Copying by electrophotography has become more numerous, automated, and unmanned, and there is therefore a strong demand for speeding up, guaranteeing copying image quality, and reliability, and the present invention provides a step forward in meeting these demands.

Applicant: Konishiroku Photo Industry Co., Ltd. Procedural amendment March 10, 1985

Claims (6)

[Claims] (1) Toner particles (A) whose main component is a resin obtained by reacting a carboxyl group present in a polymer component with a polyvalent metal compound, and resin-coated carrier particles (A) whose magnetic surface is coated with a resin.
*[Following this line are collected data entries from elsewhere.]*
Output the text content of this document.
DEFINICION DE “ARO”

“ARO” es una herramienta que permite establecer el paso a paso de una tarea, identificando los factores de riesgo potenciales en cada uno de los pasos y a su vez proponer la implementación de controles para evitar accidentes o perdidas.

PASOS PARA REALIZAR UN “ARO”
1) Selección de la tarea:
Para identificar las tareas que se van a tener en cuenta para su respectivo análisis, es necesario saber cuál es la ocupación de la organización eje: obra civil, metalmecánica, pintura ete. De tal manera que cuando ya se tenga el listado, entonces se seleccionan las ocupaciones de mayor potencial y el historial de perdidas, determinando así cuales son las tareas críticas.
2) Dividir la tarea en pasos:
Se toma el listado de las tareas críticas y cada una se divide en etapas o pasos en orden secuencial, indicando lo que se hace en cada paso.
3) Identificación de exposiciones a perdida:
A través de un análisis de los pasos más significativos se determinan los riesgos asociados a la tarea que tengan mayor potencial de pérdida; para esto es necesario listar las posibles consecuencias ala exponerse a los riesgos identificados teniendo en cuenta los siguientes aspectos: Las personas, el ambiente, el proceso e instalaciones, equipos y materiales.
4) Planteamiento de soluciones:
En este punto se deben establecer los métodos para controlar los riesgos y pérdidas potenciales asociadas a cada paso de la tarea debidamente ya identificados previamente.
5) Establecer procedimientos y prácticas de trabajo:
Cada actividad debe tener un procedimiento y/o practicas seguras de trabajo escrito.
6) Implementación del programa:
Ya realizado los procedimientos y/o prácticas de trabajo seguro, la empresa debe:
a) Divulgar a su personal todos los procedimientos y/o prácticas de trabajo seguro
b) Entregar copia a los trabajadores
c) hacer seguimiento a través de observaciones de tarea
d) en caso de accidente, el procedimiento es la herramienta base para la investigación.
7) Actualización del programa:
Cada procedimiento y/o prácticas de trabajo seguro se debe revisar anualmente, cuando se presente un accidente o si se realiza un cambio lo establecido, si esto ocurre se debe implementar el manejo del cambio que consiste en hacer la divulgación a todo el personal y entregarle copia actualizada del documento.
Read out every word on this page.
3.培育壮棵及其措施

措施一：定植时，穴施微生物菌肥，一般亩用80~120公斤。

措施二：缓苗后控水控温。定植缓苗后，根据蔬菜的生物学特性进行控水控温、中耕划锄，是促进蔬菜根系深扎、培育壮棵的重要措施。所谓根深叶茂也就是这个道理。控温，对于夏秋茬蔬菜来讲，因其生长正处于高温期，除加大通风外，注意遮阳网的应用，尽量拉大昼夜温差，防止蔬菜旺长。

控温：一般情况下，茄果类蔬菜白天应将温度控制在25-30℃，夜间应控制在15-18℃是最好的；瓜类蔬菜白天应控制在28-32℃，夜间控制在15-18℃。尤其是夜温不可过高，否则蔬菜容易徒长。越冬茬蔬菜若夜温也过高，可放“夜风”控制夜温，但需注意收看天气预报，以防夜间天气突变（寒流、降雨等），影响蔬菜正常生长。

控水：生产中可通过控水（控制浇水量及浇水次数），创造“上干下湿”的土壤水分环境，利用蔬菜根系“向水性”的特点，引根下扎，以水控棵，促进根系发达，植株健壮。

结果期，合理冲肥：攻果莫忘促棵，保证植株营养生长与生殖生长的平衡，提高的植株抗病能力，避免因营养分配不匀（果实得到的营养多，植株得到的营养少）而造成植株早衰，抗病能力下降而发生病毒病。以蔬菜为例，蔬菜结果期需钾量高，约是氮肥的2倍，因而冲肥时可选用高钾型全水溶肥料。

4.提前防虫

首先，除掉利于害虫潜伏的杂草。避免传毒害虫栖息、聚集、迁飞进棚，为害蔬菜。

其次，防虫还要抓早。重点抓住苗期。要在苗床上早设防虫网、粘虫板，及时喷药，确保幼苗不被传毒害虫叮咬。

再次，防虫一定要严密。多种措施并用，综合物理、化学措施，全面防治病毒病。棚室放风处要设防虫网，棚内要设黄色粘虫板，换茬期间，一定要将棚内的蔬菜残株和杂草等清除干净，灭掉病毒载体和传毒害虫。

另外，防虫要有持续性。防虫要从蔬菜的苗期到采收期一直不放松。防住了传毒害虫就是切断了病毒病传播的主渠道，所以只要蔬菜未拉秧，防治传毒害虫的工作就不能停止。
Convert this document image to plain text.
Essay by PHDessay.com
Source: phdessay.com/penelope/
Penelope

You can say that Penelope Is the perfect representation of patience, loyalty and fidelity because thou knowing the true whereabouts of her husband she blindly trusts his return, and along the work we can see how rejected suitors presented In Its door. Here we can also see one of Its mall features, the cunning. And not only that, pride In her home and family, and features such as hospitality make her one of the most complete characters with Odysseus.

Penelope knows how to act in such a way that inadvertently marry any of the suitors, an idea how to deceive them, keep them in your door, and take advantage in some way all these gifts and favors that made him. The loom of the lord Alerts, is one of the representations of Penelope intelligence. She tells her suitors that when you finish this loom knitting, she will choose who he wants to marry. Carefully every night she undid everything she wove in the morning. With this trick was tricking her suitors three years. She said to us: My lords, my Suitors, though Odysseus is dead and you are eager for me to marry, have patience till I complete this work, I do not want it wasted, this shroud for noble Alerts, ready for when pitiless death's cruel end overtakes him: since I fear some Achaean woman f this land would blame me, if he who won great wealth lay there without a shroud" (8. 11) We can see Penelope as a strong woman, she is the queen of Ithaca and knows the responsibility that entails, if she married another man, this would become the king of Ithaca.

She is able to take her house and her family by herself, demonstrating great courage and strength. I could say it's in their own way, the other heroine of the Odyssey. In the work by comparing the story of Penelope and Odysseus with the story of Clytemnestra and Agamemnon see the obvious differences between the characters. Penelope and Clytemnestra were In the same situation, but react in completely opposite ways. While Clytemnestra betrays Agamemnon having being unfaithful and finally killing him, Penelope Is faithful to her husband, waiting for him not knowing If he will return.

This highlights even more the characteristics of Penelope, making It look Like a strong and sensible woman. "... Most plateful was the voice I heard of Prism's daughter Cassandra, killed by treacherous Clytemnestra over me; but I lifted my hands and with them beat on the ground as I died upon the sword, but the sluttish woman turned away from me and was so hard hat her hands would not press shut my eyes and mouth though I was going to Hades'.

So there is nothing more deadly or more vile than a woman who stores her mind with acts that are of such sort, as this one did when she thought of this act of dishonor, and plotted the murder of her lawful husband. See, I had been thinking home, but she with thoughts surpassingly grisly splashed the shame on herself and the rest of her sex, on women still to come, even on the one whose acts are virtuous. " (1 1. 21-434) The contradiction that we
B) An electrostatic latent image developer containing: (2) The electrostatic charge potential according to claim 1, wherein the main component resin of the toner particles has a molecular weight distribution divided into at least two groups, a low molecular weight polymer component and a high molecular weight polymer component. Image developer. (3) In the molecular weight distribution of the main component resin, the maximum value of the low molecular weight polymer component is 1 x 10^3 to 2 x 10^4, and the maximum value of the high molecular weight polymer component is 1 x 10 ＾5〜2
10^6. (4) The polymer of the main component resin is a half-ester compound obtained by a half-esterification reaction between a styrene monomer, an acrylic acid ester monomer, an acrylic acid derivative having a hydroxyl group, and a dicarboxylic acid compound. An electrostatic latent image developer according to any one of claims 1 to 3, characterized in that it is a polymer obtained. (5) The electrostatic latent image developer according to any one of claims 1 to 4, wherein the half-ester compound is a compound represented by the following general formula (A). General formula (A) ▲ Numerical formulas, chemical formulas, tables, etc. (It may have a group.) (6) The electrostatic latent image developer according to any one of claims 1 to 5, wherein the metal compound is a zinc group metal compound or an alkaline earth metal compound.